Interview

La Montagne : « La dette ne peut pas continuer à croître de la sorte »

Intervenant

François Villeroy de Galhau – Interventions

François Villeroy de Galhau, Gouverneur de la Banque de France

Mise en ligne le 23 Septembre 2024

François Villeroy de Galhau – Interventions

Interview du Gouverneur de la Banque de France au journal « La Montagne » du 23 septembre 2024.
 

Les déficits publics qui continuent de s’accumuler à près de 6 % par an inquiètent le gouverneur de la Banque de France. À l’occasion d’un déplacement dans le Puy-de-Dôme ce lundi, François Villeroy de Galhau livre à La Montagne son sentiment sur la situation.
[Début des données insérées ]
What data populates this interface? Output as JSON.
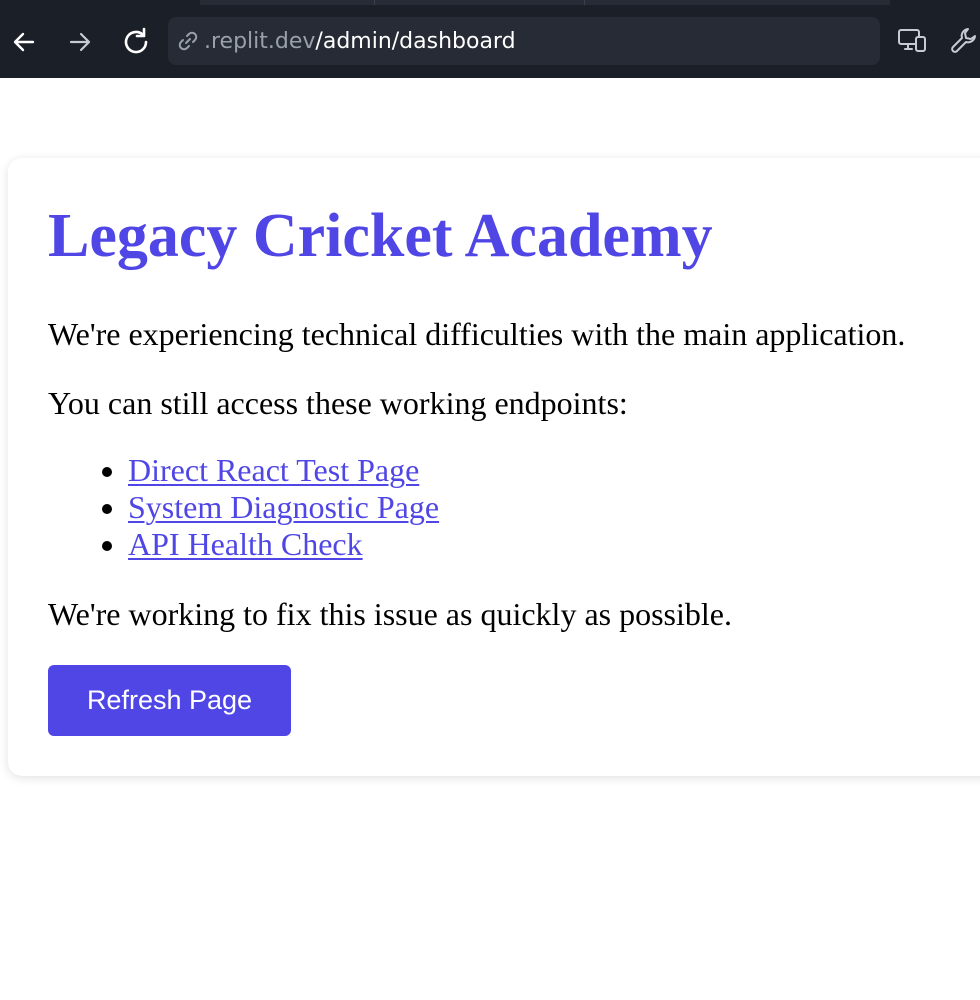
{
  "browser": {
    "url_host": ".replit.dev",
    "url_path": "/admin/dashboard",
    "icons": {
      "back": "arrow-left-icon",
      "forward": "arrow-right-icon",
      "reload": "reload-icon",
      "url": "link-icon",
      "devices": "responsive-devices-icon",
      "tools": "wrench-icon"
    },
    "colors": {
      "chrome_bg": "#1b1f27",
      "urlbar_bg": "#262b35",
      "url_host": "#9aa0ab"
    }
  },
  "page": {
    "title": "Legacy Cricket Academy",
    "intro": "We're experiencing technical difficulties with the main application.",
    "endpoints_intro": "You can still access these working endpoints:",
    "links": [
      {
        "label": "Direct React Test Page"
      },
      {
        "label": "System Diagnostic Page"
      },
      {
        "label": "API Health Check"
      }
    ],
    "closing": "We're working to fix this issue as quickly as possible.",
    "refresh_label": "Refresh Page",
    "colors": {
      "accent": "#4f46e5",
      "text": "#000000",
      "card_bg": "#ffffff"
    }
  }
}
 « Il faut être clair, l’accumulation des déficits publics justifie la forte mobilisation du nouveau gouvernement de M. Barnier. La dette ne peut pas continuer à croître de la sorte, et à nous coûter de plus en plus cher. Il faut revenir en dessous de 3 % de déficit, pas seulement pour être en accord avec les règles européennes, mais parce que c’est le niveau qui permettra de stabiliser le poids de la dette par rapport au produit intérieur brut (PIB). »
Comment y parvenir ? Le gouverneur dessine une voie qu’il estime raisonnable : « Passer de près de 6 % de déficit public à 3 % nécessite environ 100 milliards d’euros d’effort. Certains disent qu’il faudrait y parvenir d’ici 2027. Ce n’est pas crédible ni sage : fixons plutôt un cap sur cinq ans, soit un effort de 20 milliards par an. Il faudra pour cela une négociation avec la Commission européenne, mais qui peut aboutir si notre pays mène parallèlement des réformes et tient enfin ses engagements. » 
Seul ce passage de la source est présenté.